The merchandise budgets of small businesses vary considerably, according to the IRF report. Nearly half (47 percent) of businesses that offer qualifying merchandise have budgets of $10,000 or more. The vast majority of these businesses report their budgets have grown or stayed steady in the past year. Nearly half (47 percent) of the SMBs surveyed reported that their merchandise budgets have increased.

Overall, the IRF study found small businesses used merchandise rewards for a variety of objectives, whether that is morale, rewarding top performers, or even meeting sales quotas. "That was our biggest finding," Van Dyke said. "And the businesses that we talked to were growing as well. I don't think it is coincidental that three-quarters of the organizations we spoke to were growing, and nearly three-quarters were using non-cash rewards with employees, salespeople and distributors."

Even though small businesses are using non-cash awards and merchandise specifically to reward and recognize their key populations, Van Dyke said, "a majority of them are still purchasing rewards online, and many of them have not yet seen the advantages of working with a brand, or recognize the services and advantages that a merchandise rep can provide, which is even better for a small business: such as doing the pricing. That is one area where we can really help small businesses understand—that there is a better way to source their merchandise item than they might currently be using."

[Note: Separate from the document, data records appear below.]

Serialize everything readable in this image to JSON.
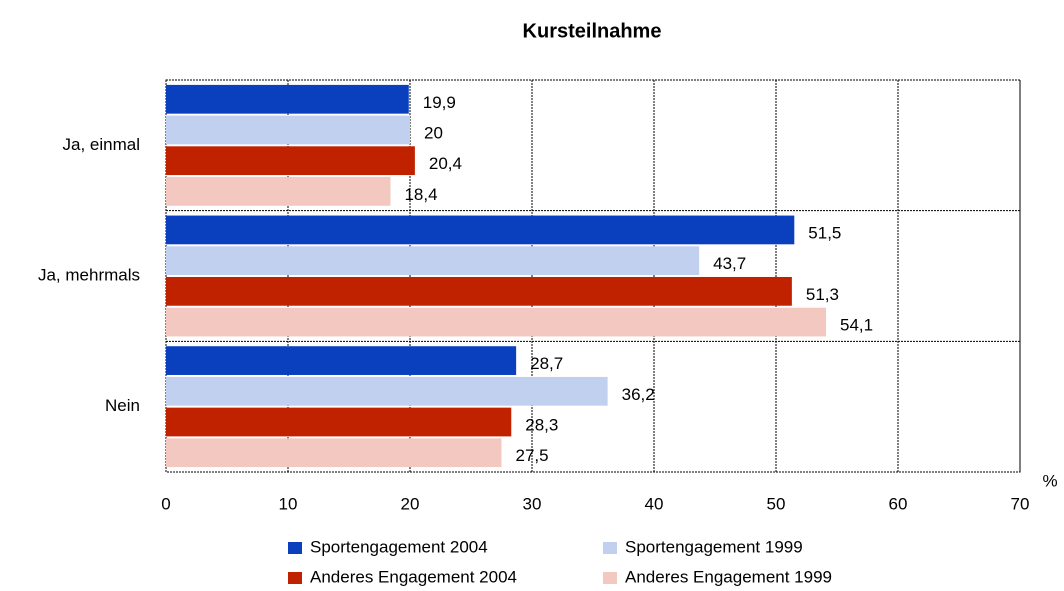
{
  "chart_data": {
    "type": "barh",
    "title": "Kursteilnahme",
    "x_label": "%",
    "categories": [
      "Ja, einmal",
      "Ja, mehrmals",
      "Nein"
    ],
    "series": [
      {
        "name": "Sportengagement 2004",
        "color": "#0a3fbe",
        "values": [
          19.9,
          51.5,
          28.7
        ],
        "value_labels": [
          "19,9",
          "51,5",
          "28,7"
        ]
      },
      {
        "name": "Sportengagement 1999",
        "color": "#c2d0f0",
        "values": [
          20,
          43.7,
          36.2
        ],
        "value_labels": [
          "20",
          "43,7",
          "36,2"
        ]
      },
      {
        "name": "Anderes Engagement 2004",
        "color": "#c02200",
        "values": [
          20.4,
          51.3,
          28.3
        ],
        "value_labels": [
          "20,4",
          "51,3",
          "28,3"
        ]
      },
      {
        "name": "Anderes Engagement 1999",
        "color": "#f2c8c0",
        "values": [
          18.4,
          54.1,
          27.5
        ],
        "value_labels": [
          "18,4",
          "54,1",
          "27,5"
        ]
      }
    ],
    "xlim": [
      0,
      70
    ],
    "xticks": [
      0,
      10,
      20,
      30,
      40,
      50,
      60,
      70
    ],
    "grid": true
  }
}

Other takeaways from the report, Van Dyke said, include that "decision-makers are generally unfamiliar with all the services and advantages a representative can provide. However, they indicate value for services a rep can provide that they don't currently have. For example, below-MSRP pricing is something they do not currently get and they are keenly interested."

Merchandise-purchasing small businesses source items online or from retailers more often than they do via sales representatives, the report noted. Results show they use multiple channels to source their merchandise. Among those who purchase merchandise from manufacturers representative(s), it is equally from those selling promotional products and those focused on brand-name merchandise. Many firms use both types of representatives.

The solution for many smaller companies begins with more knowledge. While it might be more difficult for some smaller organizations to keep up with the new technologies and programs, SMB executives should know that there is a plethora of excellent research, training programs and best practices available from industry associations including the Incentive Marketing Association (IMA) at www.incentivemarketing.org; the Incentive Research Foundation (IRF) at www.theirf.org; Recognition Professionals International (RPI) at www.recognition.org; and the Enterprise Engagement Alliance (EEA) at www.enterpriseengagement.org.

Educate yourself, Dalton said. "Join these organizations because they produce a lot of information that can be valuable to your business and more specifically, your recognition and reward programs. Join IMA, and read Premium Incentive Products magazine."

In addition, Ozer, of Engagement Partners, said, there are some incentive agencies, technology companies and award suppliers that have excellent solutions for SMBs, such as Hinda with its Engagement Express and Universal Rewards Exchange, Paramax with its Pepper Social Recognition Platform connected to RepLink with various distributors, Certif-A-Gift with its packaged plateau programs, GiftCertificates.com with its SuperCertificicate and many brands with simple ways to provide choice for incentive winners at various price points. And don't forget to look for a manufacturer's representative to help out. You can connect with these savvy professionals by visiting www.imraonline.org and using the "Find an IMRA Pro" tool.